CVE-2026-51080
Proxmox · libpve-storage-perl
The Proxmox libpve-storage-perl library contains an XML External Entity (XXE) vulnerability that could lead to unauthorized data disclosure or service disruption.
Executive summary
An XML External Entity (XXE) vulnerability in Proxmox libpve-storage-perl poses a critical risk of data compromise and unauthorized system access.
Vulnerability
This is an XXE vulnerability occurring within the Perl-based storage management library. It allows an unauthenticated attacker to process malicious XML input to perform unauthorized file access or initiate server-side request forgery.
Business impact
The ability to exploit XXE can lead to the exposure of sensitive configuration files, internal system credentials, or the unauthorized interaction with internal network services. Given the CVSS score of 9.8, this vulnerability must be treated as a high-priority risk to the security of the virtualization infrastructure.
Remediation
Immediate Action: Apply the latest security updates provided by Proxmox for the affected library versions.
Proactive Monitoring: Monitor system logs for unusual XML-related errors or unexpected outbound network requests originating from the storage management services.

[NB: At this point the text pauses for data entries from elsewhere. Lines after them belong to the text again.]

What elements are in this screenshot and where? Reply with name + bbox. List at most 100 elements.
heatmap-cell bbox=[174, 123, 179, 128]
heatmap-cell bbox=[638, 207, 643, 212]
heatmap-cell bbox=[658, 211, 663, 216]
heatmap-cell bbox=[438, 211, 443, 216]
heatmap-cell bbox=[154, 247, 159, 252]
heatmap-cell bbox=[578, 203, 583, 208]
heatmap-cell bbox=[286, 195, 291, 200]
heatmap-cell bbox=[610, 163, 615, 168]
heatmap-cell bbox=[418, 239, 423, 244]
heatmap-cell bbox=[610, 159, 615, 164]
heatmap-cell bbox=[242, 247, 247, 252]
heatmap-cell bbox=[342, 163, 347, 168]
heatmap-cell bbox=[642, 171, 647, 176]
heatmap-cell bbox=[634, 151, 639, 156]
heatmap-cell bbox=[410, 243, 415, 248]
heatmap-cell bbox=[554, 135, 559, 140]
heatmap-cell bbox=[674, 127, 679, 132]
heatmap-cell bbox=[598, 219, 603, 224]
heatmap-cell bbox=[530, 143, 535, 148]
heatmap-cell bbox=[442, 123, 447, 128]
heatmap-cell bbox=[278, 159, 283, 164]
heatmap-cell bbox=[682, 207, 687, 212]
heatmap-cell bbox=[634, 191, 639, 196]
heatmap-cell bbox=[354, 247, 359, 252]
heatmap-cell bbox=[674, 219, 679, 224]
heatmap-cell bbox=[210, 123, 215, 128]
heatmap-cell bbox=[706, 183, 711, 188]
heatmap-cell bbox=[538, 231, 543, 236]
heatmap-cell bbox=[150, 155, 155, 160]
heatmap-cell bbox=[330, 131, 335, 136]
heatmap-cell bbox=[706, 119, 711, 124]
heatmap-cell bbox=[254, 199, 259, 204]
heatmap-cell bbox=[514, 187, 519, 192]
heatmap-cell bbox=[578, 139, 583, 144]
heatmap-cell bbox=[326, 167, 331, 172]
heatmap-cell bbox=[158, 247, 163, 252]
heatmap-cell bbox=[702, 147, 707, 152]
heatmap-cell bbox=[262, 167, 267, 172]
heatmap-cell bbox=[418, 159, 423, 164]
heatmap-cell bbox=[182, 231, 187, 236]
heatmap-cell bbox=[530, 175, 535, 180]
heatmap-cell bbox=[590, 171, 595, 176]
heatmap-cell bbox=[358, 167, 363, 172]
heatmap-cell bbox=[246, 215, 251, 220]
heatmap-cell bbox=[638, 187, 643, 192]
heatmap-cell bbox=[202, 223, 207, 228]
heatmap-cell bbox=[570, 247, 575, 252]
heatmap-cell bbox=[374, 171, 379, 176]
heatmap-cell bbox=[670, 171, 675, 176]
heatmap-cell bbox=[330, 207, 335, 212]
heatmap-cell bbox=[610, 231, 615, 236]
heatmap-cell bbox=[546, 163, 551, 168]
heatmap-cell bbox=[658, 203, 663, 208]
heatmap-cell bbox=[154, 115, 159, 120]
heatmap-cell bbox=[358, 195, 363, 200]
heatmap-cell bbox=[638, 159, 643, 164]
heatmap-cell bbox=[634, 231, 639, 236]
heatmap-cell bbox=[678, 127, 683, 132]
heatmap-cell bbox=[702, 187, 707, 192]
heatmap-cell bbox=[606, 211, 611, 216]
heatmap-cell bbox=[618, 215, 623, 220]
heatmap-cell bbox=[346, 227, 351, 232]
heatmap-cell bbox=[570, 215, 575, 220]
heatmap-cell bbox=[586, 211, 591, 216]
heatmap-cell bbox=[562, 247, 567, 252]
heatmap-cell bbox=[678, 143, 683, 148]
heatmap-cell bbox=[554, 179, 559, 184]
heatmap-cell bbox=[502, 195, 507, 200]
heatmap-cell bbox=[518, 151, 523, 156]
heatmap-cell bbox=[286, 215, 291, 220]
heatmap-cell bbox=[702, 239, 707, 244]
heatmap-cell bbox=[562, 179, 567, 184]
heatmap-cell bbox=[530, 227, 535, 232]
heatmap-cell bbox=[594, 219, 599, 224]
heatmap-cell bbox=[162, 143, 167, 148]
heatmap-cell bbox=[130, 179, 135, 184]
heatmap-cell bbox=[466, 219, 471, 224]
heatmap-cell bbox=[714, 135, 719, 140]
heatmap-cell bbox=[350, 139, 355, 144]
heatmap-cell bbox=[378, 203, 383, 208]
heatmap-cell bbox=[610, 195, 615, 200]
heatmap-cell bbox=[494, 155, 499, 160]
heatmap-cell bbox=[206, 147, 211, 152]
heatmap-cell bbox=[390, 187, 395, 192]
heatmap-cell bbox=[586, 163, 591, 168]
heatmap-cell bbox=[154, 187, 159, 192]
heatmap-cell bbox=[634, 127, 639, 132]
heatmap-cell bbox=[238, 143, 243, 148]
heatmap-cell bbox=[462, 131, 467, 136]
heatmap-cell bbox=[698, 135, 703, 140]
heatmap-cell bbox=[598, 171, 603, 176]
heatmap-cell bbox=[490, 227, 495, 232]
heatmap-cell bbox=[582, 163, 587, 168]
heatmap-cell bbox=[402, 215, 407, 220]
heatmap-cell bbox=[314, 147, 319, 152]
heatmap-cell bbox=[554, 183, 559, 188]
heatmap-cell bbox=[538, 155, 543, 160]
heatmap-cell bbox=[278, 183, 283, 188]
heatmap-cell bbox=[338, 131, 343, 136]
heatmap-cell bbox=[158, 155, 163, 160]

Compensating Controls: Utilize a Web Application Firewall or network inspection tools to identify and block malicious XML payloads targeting the storage API.
Exploitation status
Public Exploit Available: Unknown
Analyst recommendation
Organizations utilizing Proxmox Virtual Environment should verify their versions of libpve-storage-perl and apply the vendor-supplied patches immediately. Failure to address this flaw could allow attackers to bypass security boundaries and access sensitive data within the virtualization host.